3.5 Tbsp. soy sauce
1 Tbsp. corn starch
1 Tbsp. sherry cooking wine
1 tsp. honey… or sugar
1 tsp. red wine vinegar
0.5 tsp. ground ginger
1 Tbsp. peanut oil
1 red bell pepper
4 scallions… cut into 1 inch pieces
0.5 C. unsalted peanuts… or cashews
If you are serving with rice, start that first. The key to a good stir fry is having all the ingredients ready and near the stove before you cook, so you can add them quickly when needed.

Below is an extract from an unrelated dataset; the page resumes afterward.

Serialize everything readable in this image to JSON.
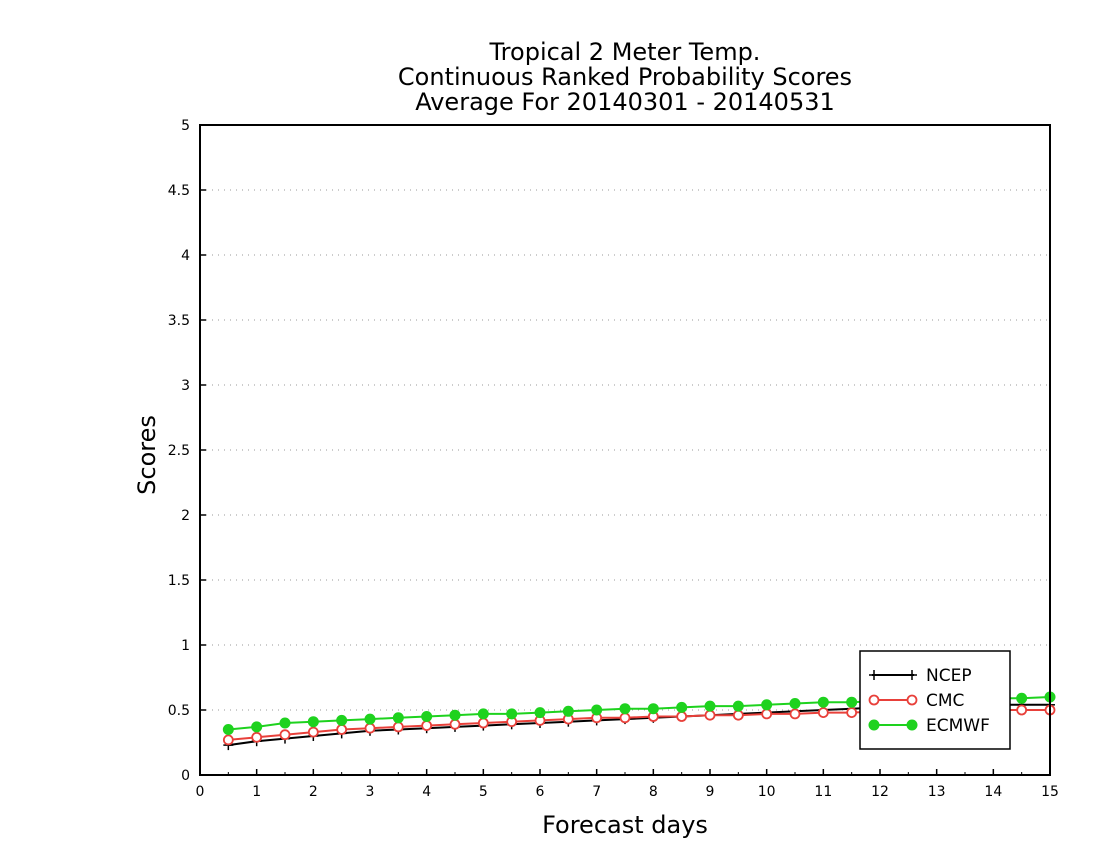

In a medium bowl, combine 1.5 tablespoons soy sauce and the cornstarch. Stir in the cut and drained tofu, and set it aside. In a small bowl, combine the remaining soy sauce, sherry, honey, vinegar, and ginger.
In a large wok or nonstick skillet, heat the oil over medium-high heat. Add the tofu with its juices to the pan and stir-fry it for 2 minutes, until the tofu starts to brown. Add the bell peppers and the scallions and cook, stirring, for 2 more minutes. Add the soy-sherry mixture and the peanuts and cook for 1 more minute. Serve immediately over rice, or refrigerate it for up to 3 days or freeze it for up to 3 months.